Mertl sagt, es gebe die Möglichkeit, eine Bereitstellungsgebühr und eine Wasserbezugsgebühr zu verrechnen oder die Kosten der Bereitstellung in die Wasserbezugsgebühr einzurechnen. Das erklärt, warum ein Kubikmeter Wasser in Feldkirchen mehr als drei Euro kostet - da ist die Bereitstellungsgebühr mit eingerechnet. Es erklärt aber nicht, warum man in Feistritz im Gailtal pro Kubik nur 24 Cent zahlt, also einen Bruchteil davon und überhaupt keine Bereitstellungsgebühr. Im Vergleich der Gemeinden gibt es Unterschiede von mehreren hundert Prozent. Der Grund dafür ist die Gemeindeautonomie. Das gilt auch für die Berechnung der Gebühren, so Manfred Mertl.

Sendungshinweis:

Radio Kärnten Aufgezeigt, 27.6.2017

„Grundsätzlich darf nach dem Kärntner Gemeindewasser-Versorgungsgesetz der Wasserbezug nur nach dem Wasserzählerstand verrechnet werden, also die Anzahl der Kubikmeter, die tatsächlich geflossen sind. Auf der anderen Seite gibt es die Möglichkeit bei der Bereitstellungsgebühr variabel zu sein“, so Mertl. Man könne das Grundstück als Bewertungsmaßstab nehmen: „Es gibt Bewertungseinheiten, wo die Gebäudeflächen berechnet werden. Hier spricht der Gemeinderat dann Klartext.“

Land: Gemeinden handeln autonom

Bis zu 50 Prozent der Wasserkosten können und dürfen über diese Bereitstellungsgebühren hereingebracht werden. Ursprünglich führte man die Gebühr für Touismusgebiete und Zweitwohnsitzgemeinden ein, um die einheimische Bevölkerung zu entlasten.

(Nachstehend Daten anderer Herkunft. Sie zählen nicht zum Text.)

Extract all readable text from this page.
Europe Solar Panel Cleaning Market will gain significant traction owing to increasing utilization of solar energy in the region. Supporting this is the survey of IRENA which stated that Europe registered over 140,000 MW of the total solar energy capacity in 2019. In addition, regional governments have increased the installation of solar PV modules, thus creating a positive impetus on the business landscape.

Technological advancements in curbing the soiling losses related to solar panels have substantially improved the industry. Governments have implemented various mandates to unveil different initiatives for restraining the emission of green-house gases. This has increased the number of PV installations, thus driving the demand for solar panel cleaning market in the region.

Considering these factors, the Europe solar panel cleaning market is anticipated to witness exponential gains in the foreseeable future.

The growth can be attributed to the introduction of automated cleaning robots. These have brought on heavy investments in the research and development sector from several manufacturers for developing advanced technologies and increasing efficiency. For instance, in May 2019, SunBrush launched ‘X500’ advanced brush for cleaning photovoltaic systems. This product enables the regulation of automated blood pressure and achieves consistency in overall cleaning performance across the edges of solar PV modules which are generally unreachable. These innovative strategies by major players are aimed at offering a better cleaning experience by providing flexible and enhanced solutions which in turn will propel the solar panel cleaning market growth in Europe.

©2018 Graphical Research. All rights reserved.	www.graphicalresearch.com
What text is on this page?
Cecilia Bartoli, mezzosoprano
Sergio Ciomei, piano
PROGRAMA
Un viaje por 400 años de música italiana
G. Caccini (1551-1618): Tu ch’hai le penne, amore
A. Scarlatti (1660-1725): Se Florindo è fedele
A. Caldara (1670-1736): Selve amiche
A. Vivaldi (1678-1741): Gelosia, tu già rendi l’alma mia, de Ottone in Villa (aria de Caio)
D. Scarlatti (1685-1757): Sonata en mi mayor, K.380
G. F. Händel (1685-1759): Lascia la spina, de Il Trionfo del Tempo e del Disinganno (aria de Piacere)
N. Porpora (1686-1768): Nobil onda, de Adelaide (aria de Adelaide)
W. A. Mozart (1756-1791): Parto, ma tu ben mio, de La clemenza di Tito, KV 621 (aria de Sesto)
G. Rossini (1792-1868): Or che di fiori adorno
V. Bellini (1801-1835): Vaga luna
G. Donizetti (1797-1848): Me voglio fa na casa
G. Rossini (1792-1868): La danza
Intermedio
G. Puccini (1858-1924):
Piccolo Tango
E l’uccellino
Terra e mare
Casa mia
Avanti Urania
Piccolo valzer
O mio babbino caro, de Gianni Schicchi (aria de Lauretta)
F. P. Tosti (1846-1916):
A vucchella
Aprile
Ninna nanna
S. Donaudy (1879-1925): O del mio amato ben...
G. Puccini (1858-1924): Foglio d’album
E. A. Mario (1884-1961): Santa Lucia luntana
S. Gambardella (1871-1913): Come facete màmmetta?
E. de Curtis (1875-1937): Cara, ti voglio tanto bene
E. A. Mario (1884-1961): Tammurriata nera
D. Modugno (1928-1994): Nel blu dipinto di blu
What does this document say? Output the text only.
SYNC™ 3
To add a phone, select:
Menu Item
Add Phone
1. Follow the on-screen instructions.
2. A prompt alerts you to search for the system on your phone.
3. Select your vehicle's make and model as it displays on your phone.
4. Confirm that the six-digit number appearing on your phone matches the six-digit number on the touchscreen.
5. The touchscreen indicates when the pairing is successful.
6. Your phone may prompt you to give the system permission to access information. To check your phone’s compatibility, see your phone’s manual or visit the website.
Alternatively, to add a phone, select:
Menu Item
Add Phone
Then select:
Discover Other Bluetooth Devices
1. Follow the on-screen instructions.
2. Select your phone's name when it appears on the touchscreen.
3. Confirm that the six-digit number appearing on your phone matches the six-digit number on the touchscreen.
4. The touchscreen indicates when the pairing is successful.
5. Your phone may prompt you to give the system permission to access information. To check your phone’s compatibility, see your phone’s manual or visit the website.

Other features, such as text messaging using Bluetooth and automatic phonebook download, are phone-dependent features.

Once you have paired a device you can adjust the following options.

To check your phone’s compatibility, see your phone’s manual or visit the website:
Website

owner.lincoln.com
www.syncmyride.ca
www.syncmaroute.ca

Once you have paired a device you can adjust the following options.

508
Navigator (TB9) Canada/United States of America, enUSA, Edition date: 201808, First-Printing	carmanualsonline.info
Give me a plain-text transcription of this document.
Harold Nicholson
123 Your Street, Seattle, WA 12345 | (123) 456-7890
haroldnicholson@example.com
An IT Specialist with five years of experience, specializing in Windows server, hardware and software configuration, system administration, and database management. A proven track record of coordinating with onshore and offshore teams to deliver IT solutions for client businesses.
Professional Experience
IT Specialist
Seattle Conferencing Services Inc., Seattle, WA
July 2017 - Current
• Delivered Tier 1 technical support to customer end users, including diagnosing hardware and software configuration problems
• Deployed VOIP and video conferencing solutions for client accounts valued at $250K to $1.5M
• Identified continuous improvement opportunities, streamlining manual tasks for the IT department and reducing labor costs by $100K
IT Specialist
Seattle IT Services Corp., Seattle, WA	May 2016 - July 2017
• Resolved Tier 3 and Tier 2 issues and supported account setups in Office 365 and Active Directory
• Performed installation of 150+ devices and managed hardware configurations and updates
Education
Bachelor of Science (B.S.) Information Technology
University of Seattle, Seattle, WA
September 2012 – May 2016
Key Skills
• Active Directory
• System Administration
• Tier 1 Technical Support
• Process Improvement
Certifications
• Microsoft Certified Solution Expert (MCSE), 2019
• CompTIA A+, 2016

St. Urban zählt mit 86 Euro pro Bewertungseinheit und Jahr zu den teuren Gemeinden, aber es geht noch viel hochpreisiger. Jede Gemeinde kann beschließen, wieviel ihr Wasser kostet und wie es verrechnet wird. Obergrenzen gibt es nicht im Gesetz und Kontrolle auch nicht, weil die Gemeinden autonom sind.